Katie Allison Granju, often referred to as one of the pillars of modern attachment parenting, wrote this post in response to another book that states that modern motherhood undermines women.
By modern motherhood, the original author, Elizabeth Badinter, apparently means of the attachment parenting variety.
Now, while I don't think of myself as an attachment parent, Badinter's clever title, ecological parent, does feel a bit more accurate. See, I don't believe in following any particular parenting philosophy, other than the Bible.
Our God created our bodies with certain purposes, rates of development, and natural processes. I like to pay attention to those things, to the elements he put around us in the world for caring for ourselves, and his idea of discipline ( as outlined in the Bible and in his own dealings with us). That later point is where I am most likely distinctively not an attachment parent.
However, Granju and I actually do differ on parenting, she does a wonderful job defending our position. Her article is worth reading.
One of the biggest issues for me is that modern "feminism" makes the assumption that we become mothers only as a secondary choice to being what we really want to be. The problem with that is that with modern feminism we were told that we were not only equal to men, but essentially the same as men. Equal and same really aren't the same thing. Two things can have equal value without being the exact two same things, with the same functions. Anyhow, now that we are equal to men ( and Biblically, we always were...so long as you read what God planned, not what humans messed up)....we are essentially less as women.
Once upon a time, it was enough for a little girl to want to grow up to be a Mama. Go into a public school and ask a classroom full of children and see if any little girl would answer " what do you want to be when you grow up?" with " Mom, Mommy, Mama, etc." If she did, she would likely be asked " yes, but what else...what job do you want to do?"
One upon a time, if a girl wanted to be a mother, it really was seen as the highest of callings- that wasn't just a sentiment for Mother Day advertisements....

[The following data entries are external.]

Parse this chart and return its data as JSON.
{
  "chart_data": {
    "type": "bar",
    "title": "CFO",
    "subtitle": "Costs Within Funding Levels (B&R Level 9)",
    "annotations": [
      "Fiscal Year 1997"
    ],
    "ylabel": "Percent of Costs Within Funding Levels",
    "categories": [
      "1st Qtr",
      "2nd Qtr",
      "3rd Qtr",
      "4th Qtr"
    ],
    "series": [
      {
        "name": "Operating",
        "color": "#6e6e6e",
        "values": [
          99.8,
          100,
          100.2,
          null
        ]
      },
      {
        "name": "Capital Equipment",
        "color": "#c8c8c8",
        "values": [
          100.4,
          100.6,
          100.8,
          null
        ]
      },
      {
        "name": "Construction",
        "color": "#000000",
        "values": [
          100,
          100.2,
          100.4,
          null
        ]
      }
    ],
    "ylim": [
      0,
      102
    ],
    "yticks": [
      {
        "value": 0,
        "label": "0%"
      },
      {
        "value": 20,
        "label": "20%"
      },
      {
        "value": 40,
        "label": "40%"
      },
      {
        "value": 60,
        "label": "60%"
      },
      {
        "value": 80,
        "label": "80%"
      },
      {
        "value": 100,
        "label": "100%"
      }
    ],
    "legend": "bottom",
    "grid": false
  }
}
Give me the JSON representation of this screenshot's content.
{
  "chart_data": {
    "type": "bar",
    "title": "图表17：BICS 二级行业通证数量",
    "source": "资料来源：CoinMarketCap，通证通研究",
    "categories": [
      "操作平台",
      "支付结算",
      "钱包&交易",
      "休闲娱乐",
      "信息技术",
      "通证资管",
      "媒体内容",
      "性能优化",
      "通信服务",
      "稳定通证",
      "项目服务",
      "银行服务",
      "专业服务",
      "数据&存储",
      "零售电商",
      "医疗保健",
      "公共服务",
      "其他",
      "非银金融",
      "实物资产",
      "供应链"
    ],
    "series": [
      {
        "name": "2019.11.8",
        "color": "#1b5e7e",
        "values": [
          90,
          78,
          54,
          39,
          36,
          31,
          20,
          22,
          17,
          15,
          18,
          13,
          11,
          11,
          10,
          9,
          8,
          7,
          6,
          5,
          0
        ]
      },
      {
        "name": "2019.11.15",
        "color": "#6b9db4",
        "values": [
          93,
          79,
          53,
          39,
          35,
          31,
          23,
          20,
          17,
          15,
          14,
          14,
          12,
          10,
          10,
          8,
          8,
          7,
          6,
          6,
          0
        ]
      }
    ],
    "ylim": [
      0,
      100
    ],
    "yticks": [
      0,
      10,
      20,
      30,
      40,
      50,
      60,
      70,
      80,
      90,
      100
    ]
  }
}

My Honey relayed a conversation he overheard at work yesterday. It made me feel dirty and ill for the rest of the evening. Two men in his office, one of whom we like and respect, were talking about the new body parts they would love to get for their wives. Not things their wives had asked for....but things that would improve their own attraction to their wives...if you get my drift.
My husband turned around to look at them, apparently with a look of disgust on his face, and our his friend responded with something to the affect of " I know, I know...your marriage is perfect and happy and you will grow old together....but some of us need more."
Some of us need more ? Once upon a time, being the mother of his children was enough to make a woman invaluably beautiful to a man. Regardless of all of the temptations of men's flesh, the mother of his children was upon a pedestal- the source of his legacy. Today...well, the kids are cute...but I would really like it if on top of that she brought home a good salary, so we can have that second brand new car...and she had Victoria's Secret style breasts. Forget what those breasts were actually made for....
I felt ill all evening about those comments, not because my husband made them....but they made me feel as ugly and unwanted as they probably would have made those wives feel. To think that they gave their bodies totally to their husbands, to create healthy children for them....and all Hubby could think of was how it's just not good enough anymore. It belittles all of us.
It's no longer good enough to be a mother, so we are no longer smart enough, no longer pretty enough, no longer capable enough.... if we choose to be mothers.
If we choose to be mothers, the modern mentality tells us that we will also have to be so much more...and even then, that won't even be enough.
So no, modern motherhood doesn't undermine women...the modern, unbiblical mentality surrounding us does.